L’œdème finit généralement par disparaître spontanément après quelques trimestres ou années, pouvant permettre une amélioration de la vision, dans près de 24% à 3 ans [73]. Mais lorsque l’œdème a été prolongé, il peut laisser derrière lui des plages d’altération de l’épithélium pigmentaire plus ou moins étendues et tout aussi handicapantes pour la vision, et ce d’autant plus qu’il a été accompagné d’une composante ischémique. L’OCT peut mettre en évidence une macula atrophique avec diminution de l’épaisseur rétinienne et hyperréflectivité des plans postérieurs correspondant à une atrophie et une fibrose des plans profonds.
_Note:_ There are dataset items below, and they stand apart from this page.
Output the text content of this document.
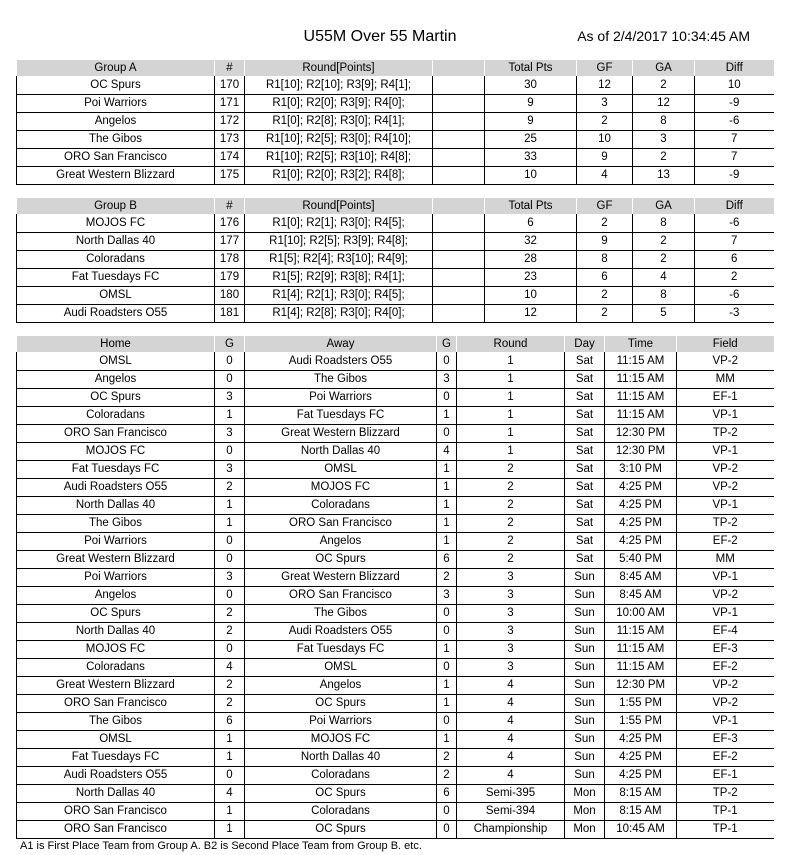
U55M Over 55 Martin	As of 2/4/2017 10:34:45 AM
Group A	#	Round[Points]		Total Pts	GF	GA	Diff
OC Spurs	170	R1[10]; R2[10]; R3[9]; R4[1];		30	12	2	10
Poi Warriors	171	R1[0]; R2[0]; R3[9]; R4[0];		9	3	12	-9
Angelos	172	R1[0]; R2[8]; R3[0]; R4[1];		9	2	8	-6
The Gibos	173	R1[10]; R2[5]; R3[0]; R4[10];		25	10	3	7
ORO San Francisco	174	R1[10]; R2[5]; R3[10]; R4[8];		33	9	2	7
Great Western Blizzard	175	R1[0]; R2[0]; R3[2]; R4[8];		10	4	13	-9
Group B	#	Round[Points]		Total Pts	GF	GA	Diff
MOJOS FC	176	R1[0]; R2[1]; R3[0]; R4[5];		6	2	8	-6
North Dallas 40	177	R1[10]; R2[5]; R3[9]; R4[8];		32	9	2	7
Coloradans	178	R1[5]; R2[4]; R3[10]; R4[9];		28	8	2	6
Fat Tuesdays FC	179	R1[5]; R2[9]; R3[8]; R4[1];		23	6	4	2
OMSL	180	R1[4]; R2[1]; R3[0]; R4[5];		10	2	8	-6
Audi Roadsters O55	181	R1[4]; R2[8]; R3[0]; R4[0];		12	2	5	-3
Home	G	Away	G	Round	Day	Time	Field
OMSL	0	Audi Roadsters O55	0	1	Sat	11:15 AM	VP-2
Angelos	0	The Gibos	3	1	Sat	11:15 AM	MM
OC Spurs	3	Poi Warriors	0	1	Sat	11:15 AM	EF-1
Coloradans	1	Fat Tuesdays FC	1	1	Sat	11:15 AM	VP-1
ORO San Francisco	3	Great Western Blizzard	0	1	Sat	12:30 PM	TP-2
MOJOS FC	0	North Dallas 40	4	1	Sat	12:30 PM	VP-1
Fat Tuesdays FC	3	OMSL	1	2	Sat	3:10 PM	VP-2
Audi Roadsters O55	2	MOJOS FC	1	2	Sat	4:25 PM	VP-2
North Dallas 40	1	Coloradans	1	2	Sat	4:25 PM	VP-1
The Gibos	1	ORO San Francisco	1	2	Sat	4:25 PM	TP-2
Poi Warriors	0	Angelos	1	2	Sat	4:25 PM	EF-2
Great Western Blizzard	0	OC Spurs	6	2	Sat	5:40 PM	MM
Poi Warriors	3	Great Western Blizzard	2	3	Sun	8:45 AM	VP-1
Angelos	0	ORO San Francisco	3	3	Sun	8:45 AM	VP-2
OC Spurs	2	The Gibos	0	3	Sun	10:00 AM	VP-1
North Dallas 40	2	Audi Roadsters O55	0	3	Sun	11:15 AM	EF-4
MOJOS FC	0	Fat Tuesdays FC	1	3	Sun	11:15 AM	EF-3
Coloradans	4	OMSL	0	3	Sun	11:15 AM	EF-2
Great Western Blizzard	2	Angelos	1	4	Sun	12:30 PM	VP-2
ORO San Francisco	2	OC Spurs	1	4	Sun	1:55 PM	VP-2
The Gibos	6	Poi Warriors	0	4	Sun	1:55 PM	VP-1
OMSL	1	MOJOS FC	1	4	Sun	4:25 PM	EF-3
Fat Tuesdays FC	1	North Dallas 40	2	4	Sun	4:25 PM	EF-2
Audi Roadsters O55	0	Coloradans	2	4	Sun	4:25 PM	EF-1
North Dallas 40	4	OC Spurs	6	Semi-395	Mon	8:15 AM	TP-2
ORO San Francisco	1	Coloradans	0	Semi-394	Mon	8:15 AM	TP-1
ORO San Francisco	1	OC Spurs	0	Championship	Mon	10:45 AM	TP-1
A1 is First Place Team from Group A. B2 is Second Place Team from Group B. etc.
Dans certains cas, des lacunes pseudo-kystiques peuvent persister, correspondant à la désorganisation irréversible de l’architecture rétinienne (30 p.220).

D’après Hayreh, ces altérations pigmentaires tardives et le développement d’une membrane épimaculaire sont les deux principales complications qui compromettent à long terme le pronostic visuel des OVCR bien perfusées [74].
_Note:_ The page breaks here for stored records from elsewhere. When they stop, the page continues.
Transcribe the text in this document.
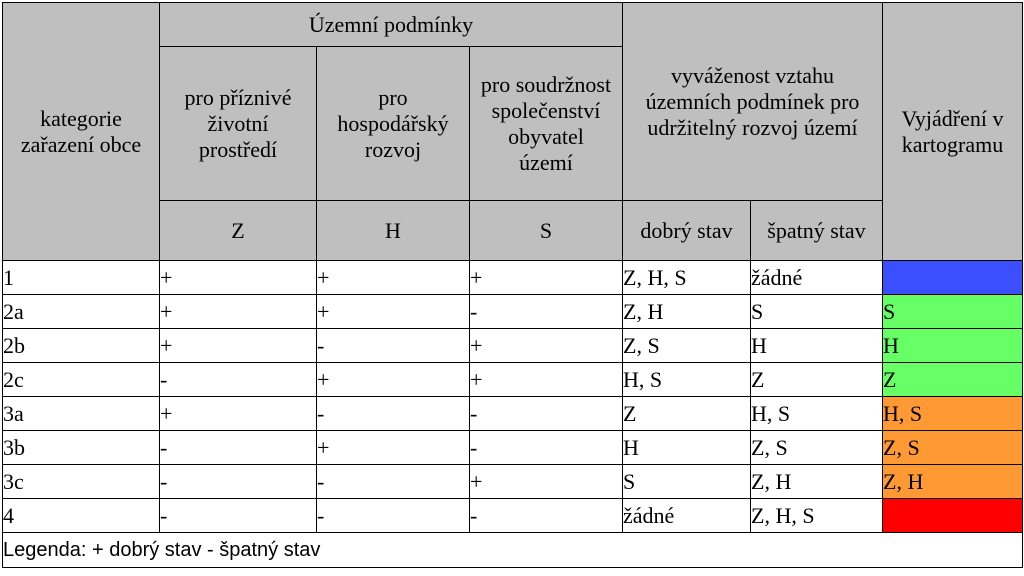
kategorie zařazení obce	Územní podmínky			vyváženost vztahu územních podmínek pro udržitelný rozvoj území		Vyjádření v kartogramu
	pro příznivé životní prostředí	pro hospodářský rozvoj	pro soudržnost společenství obyvatel území			
	Z	H	S	dobrý stav	špatný stav	
1	+	+	+	Z, H, S	žádné	
2a	+	+	-	Z, H	S	S
2b	+	-	+	Z, S	H	H
2c	-	+	+	H, S	Z	Z
3a	+	-	-	Z	H, S	H, S
3b	-	+	-	H	Z, S	Z, S
3c	-	-	+	S	Z, H	Z, H
4	-	-	-	žádné	Z, H, S	
Legenda: + dobrý stav - špatný stav						
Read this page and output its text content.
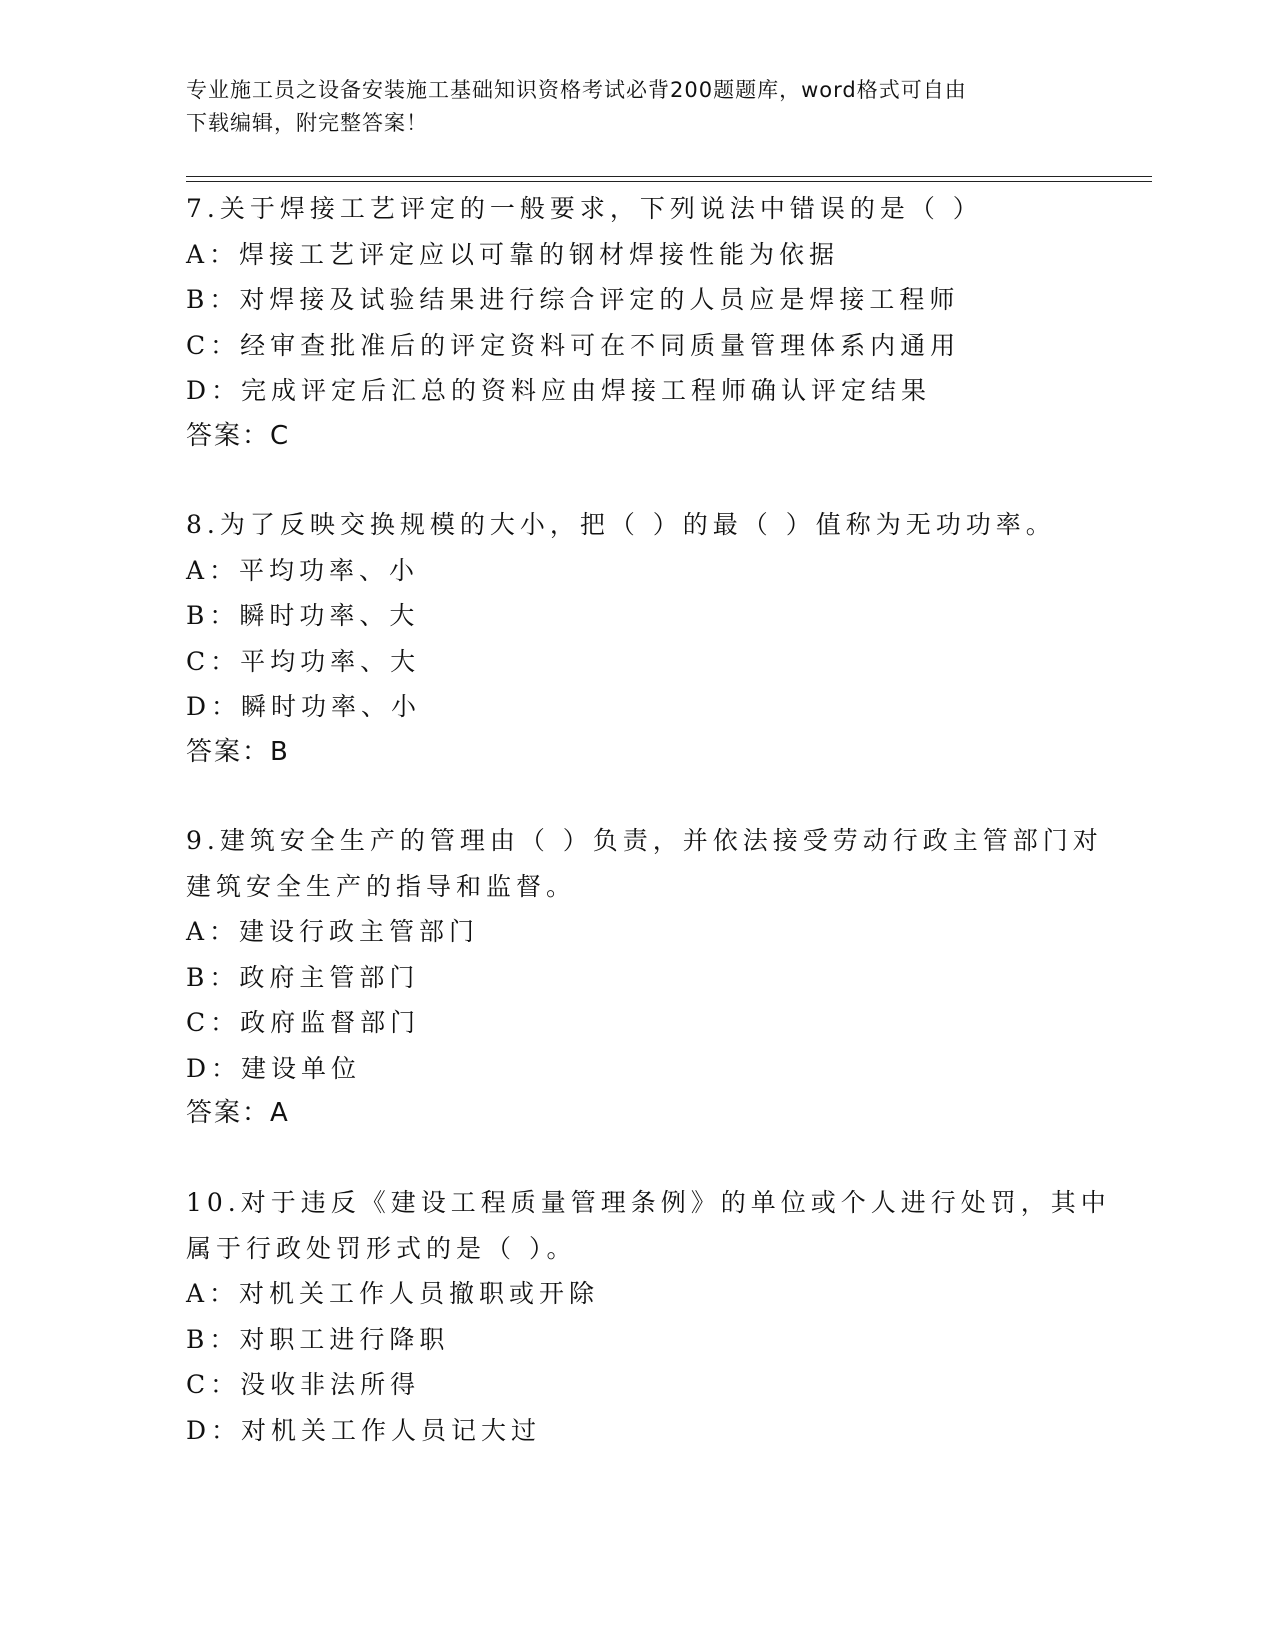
专业施工员之设备安装施工基础知识资格考试必背200题题库，word格式可自由
下载编辑，附完整答案！
7.关于焊接工艺评定的一般要求，下列说法中错误的是（ ）
A：焊接工艺评定应以可靠的钢材焊接性能为依据
B：对焊接及试验结果进行综合评定的人员应是焊接工程师
C：经审查批准后的评定资料可在不同质量管理体系内通用
D：完成评定后汇总的资料应由焊接工程师确认评定结果
答案：C
8.为了反映交换规模的大小，把（ ）的最（ ）值称为无功功率。
A：平均功率、小
B：瞬时功率、大
C：平均功率、大
D：瞬时功率、小
答案：B
9.建筑安全生产的管理由（ ）负责，并依法接受劳动行政主管部门对
建筑安全生产的指导和监督。
A：建设行政主管部门
B：政府主管部门
C：政府监督部门
D：建设单位
答案：A
10.对于违反《建设工程质量管理条例》的单位或个人进行处罚，其中
属于行政处罚形式的是（ ）。
A：对机关工作人员撤职或开除
B：对职工进行降职
C：没收非法所得
D：对机关工作人员记大过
Dans les formes favorables où la circulation sanguine revient quasiment à la normale dans les vaisseaux rétiniens, le seul signe qui peut parfois permettre un diagnostic rétrospectif est la présence de boucles veineuses pré-papillaires, qui correspond au développement d’anastomoses optico-ciliaires (Fig.37).

Figure 37(30p.220) : Boucles pré-papillaires apparues suite à une OVCR de l’oeil gauche d’évolution

rapidement favorable chez cet homme de 66 ans (acuité de 12/10).
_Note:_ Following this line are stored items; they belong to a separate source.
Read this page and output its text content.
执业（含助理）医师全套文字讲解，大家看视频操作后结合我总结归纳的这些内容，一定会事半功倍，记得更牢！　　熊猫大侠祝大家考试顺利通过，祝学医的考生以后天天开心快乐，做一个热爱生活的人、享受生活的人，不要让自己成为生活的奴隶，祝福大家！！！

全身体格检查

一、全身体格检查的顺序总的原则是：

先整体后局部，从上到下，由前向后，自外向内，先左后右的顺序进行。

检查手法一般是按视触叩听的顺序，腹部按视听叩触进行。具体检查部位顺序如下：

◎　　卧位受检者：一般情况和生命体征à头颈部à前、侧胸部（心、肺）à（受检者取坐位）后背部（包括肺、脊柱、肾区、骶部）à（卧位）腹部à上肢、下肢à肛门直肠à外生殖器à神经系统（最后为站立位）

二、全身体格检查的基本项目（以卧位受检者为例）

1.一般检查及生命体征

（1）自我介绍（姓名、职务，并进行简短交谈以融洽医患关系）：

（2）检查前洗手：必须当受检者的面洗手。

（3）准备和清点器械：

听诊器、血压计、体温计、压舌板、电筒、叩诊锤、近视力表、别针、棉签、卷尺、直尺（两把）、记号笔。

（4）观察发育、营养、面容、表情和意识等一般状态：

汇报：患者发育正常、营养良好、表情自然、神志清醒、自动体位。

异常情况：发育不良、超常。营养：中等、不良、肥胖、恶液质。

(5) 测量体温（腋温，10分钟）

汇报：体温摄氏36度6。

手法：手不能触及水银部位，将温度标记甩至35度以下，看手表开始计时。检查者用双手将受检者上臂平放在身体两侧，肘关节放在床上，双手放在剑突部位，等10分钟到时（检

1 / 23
Ces boucles sont observées dans seulement 7% des cas lors de la consultation initiale, dans 30% des cas après un an et 49% des cas après 2 ans, ce qui indique leur développement assez tardif dans l’évolution des OVR [75].

L’évolution peut être moins favorable :

• soit par le passage vers une forme ischémique (environ 1/4 des cas),

• soit par la persistance d’un œdème maculaire cystoïde (OMC), responsable d’une baisse d’acuité visuelle permanente : l’OMC après OVCR est due à une diffusion de l’ensemble du lit capillaire maculaire péri-fovéolaire ; il peut persister de façon prolongée, malgré la régression de la dilatation veineuse et son pronostic fonctionnel est médiocre.

2- Formes ischémiques

Les formes ischémiques d’emblée ou secondairement sont de pronostic beaucoup plus sévère. L’AV est d’emblée effondrée, habituellement inférieure à 1/20ème, sans espoir de récupération fonctionnelle du fait de l’ischémie maculaire majeure.

Le développement d’une néovascularisation irienne est la complication la plus redoutable des OVCR de type ischémique par son risque d’évolution rapide vers un glaucome néovasculaire (GNV) ; celui-ci est secondaire au blocage de l’écoulement de l’humeur aqueuse à travers le trabéculum tapissé par des néovaisseaux développés à partir de la racine de l’iris dans l’angle irido-cornéen.

La néovascularisation irienne peut survenir très rapidement, en quelques jours ou quelques semaines après une OVCR ischémique, et aboutir à un GNV dès le troisième mois (on parle classiquement de « glaucome du 100ème jour »). Cette évolution spontanée rapide

La néovascularisation pré-rétinienne et /ou pré-papillaire est retrouvée dans 25% des cas d’OVCR ischémique ; son mécanisme d’apparition est similaire à celui de la rétinopathie diabétique proliférante ; elle peut se compliquer d’hémorragie intravitréenne, responsable d’une baisse d’acuité visuelle brutale.

B/OBVR

1. Évolution favorable

Dans la majorité des cas, l’évolution est spontanément favorable, par reperméabilisation de la veine rétinienne ou par développement d’une circulation de suppléance, permettant le drainage du territoire de l’OBVR par une veine rétinienne de voisinage.

2. Évolution défavorable L'évolution peut être défavorable :

● soit du fait d’une maculopathie ischémique au cours d’une forme ischémique intéressant la macula,

● soit du fait d’un œdème maculaire persistant de la même façon que dans les OVCR, mais moins sévère car sectoriel, limité au territoire maculaire intéressé par l’occlusion veineuse,

● soit du fait de néovaisseaux pré-rétiniens secondaires à une forme ischémique suffisamment étendue ; les néovaisseaux pré-rétiniens peuvent entraîner la survenue d’une hémorragie du vitré, responsable d’une baisse d’acuité visuelle brutale dans les mois suivant la survenue de l’occlusion.